Wolff hält Rosberg für "den Bösen"

Dabei spielten laut Rosbergs Ex-Chef auch die unterschiedlichen Lebensgeschichten eine Rolle: Nico wuchs als Sohn von Ex-Rennfahrer Keke Rosberg in Monaco auf, Hamilton hingegen stammt aus ärmeren Verhältnissen. "Ich weiss, wie er über mich denkt, daher ist es mir egal, was eine englische Zeitung schreibt", sagt Rosberg der Deutschen Presse-Agentur. In dieser Woche sorgte das Boulevard-Blatt "Daily Mail" für Aufregung, weil es Mercedes-Motorsportchef Toto Wolff mit brisanten Aussagen zum Zwist zwischen dem mittlerweile zurückgetretenen Formel-1-Champion und den dreifachen Weltmeister Hamilton zitiert hat. "Nico hat alle Waffen eingesetzt, die er hatte", sagte Wolff der Zeitung zufolge.

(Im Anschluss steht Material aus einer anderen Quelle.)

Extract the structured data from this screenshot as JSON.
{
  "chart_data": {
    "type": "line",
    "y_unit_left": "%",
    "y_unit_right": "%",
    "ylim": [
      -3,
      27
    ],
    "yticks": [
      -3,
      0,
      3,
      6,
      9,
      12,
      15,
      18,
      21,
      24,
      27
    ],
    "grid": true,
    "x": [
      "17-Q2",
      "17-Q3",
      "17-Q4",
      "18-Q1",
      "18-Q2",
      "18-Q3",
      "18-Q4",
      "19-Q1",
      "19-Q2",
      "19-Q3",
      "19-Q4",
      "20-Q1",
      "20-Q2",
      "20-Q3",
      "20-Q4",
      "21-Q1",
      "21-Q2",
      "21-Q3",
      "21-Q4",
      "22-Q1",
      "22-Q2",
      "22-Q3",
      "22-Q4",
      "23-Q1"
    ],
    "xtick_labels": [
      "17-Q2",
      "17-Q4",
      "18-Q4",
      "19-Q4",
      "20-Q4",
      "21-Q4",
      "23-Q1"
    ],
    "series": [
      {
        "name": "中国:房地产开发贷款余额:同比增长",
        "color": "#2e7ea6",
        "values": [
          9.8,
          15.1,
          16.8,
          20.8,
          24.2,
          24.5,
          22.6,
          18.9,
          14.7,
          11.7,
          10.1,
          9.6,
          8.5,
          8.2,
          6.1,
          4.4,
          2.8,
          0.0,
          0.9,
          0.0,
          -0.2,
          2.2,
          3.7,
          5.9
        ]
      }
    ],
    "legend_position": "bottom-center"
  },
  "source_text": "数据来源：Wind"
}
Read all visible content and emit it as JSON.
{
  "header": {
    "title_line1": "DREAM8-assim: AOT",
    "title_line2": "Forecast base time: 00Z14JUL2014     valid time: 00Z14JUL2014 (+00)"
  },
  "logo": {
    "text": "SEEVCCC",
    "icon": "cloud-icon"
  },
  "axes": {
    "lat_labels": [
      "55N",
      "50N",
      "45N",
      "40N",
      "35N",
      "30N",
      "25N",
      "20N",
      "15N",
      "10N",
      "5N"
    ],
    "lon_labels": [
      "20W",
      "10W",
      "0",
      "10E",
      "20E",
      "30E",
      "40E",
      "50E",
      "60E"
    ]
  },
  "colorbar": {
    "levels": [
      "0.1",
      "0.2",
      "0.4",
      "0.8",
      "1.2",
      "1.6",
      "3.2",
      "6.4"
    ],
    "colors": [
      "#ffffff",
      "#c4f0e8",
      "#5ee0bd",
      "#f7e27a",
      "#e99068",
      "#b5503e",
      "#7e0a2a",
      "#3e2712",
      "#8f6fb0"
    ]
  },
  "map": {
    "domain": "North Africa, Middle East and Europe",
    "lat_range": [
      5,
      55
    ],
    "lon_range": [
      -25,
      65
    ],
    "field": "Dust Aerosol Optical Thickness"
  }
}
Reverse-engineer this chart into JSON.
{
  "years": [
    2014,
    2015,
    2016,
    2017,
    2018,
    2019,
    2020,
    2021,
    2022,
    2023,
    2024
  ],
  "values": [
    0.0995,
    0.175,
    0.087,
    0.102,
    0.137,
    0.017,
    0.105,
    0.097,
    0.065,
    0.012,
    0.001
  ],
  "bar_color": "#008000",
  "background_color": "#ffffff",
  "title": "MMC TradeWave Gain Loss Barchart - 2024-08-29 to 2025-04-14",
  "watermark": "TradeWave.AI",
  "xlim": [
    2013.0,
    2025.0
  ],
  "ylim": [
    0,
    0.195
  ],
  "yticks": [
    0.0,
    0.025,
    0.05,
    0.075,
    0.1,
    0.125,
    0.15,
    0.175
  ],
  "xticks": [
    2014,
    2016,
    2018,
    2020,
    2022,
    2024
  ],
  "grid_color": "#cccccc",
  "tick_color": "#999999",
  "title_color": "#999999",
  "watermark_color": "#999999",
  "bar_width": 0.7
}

Gegenüber der "Daily Mail" schilderte Wolff seine persönliche Einschätzung zum teaminternen Duell: "Es gab all die Psycho-Tricks, die man spielen kann, um seinen Rivalen aus dem Konzept zu bringen". Rosberg sei der Bösartige gewesen.

Auf die Frage, wer der wahre Intrigant in seinem Team gewesen sei, antwortete Wolff: "Derjenige, der nicht mehr hier ist".

Rosberg hatte wenige Tage nach seinem ersten WM-Titel mit 31 Jahren seinen Rücktritt erklärt. Mit seinem Nachfolger Valtteri Bottas ist die Hierarchie bei den "Silberpfeilen" eindeutig geklärt.

Zudem betonte Hamilton mehrfach, dass mit dem WM-Kampf gegen Ferrari-Pilot Sebastian Vettel nun erst die Besten gegeneinander fahren würden. Und der nötigen Portion Gelassenheit: „Ich kriege das nebenbei etwas mit, weil ich im Internet unterwegs bin und ab und zu lese, was er so loslässt“, so Rosberg. Demnach war Nico Rosberg fieser als Lewis Hamilton. Das ist lustig, aber das tangiert mich einfach nicht mehr. "Am Dienstag haben wir bei einem Charity-Event zusammen 600.000 Euro für blinde Kinder gesammelt", so Rosberg. Ich habe meine Schlacht gewonnen“, konnte sich der Deutsche einen kleinen Konter gegen Hamilton nicht verkneifen - anders als gegen Wolff.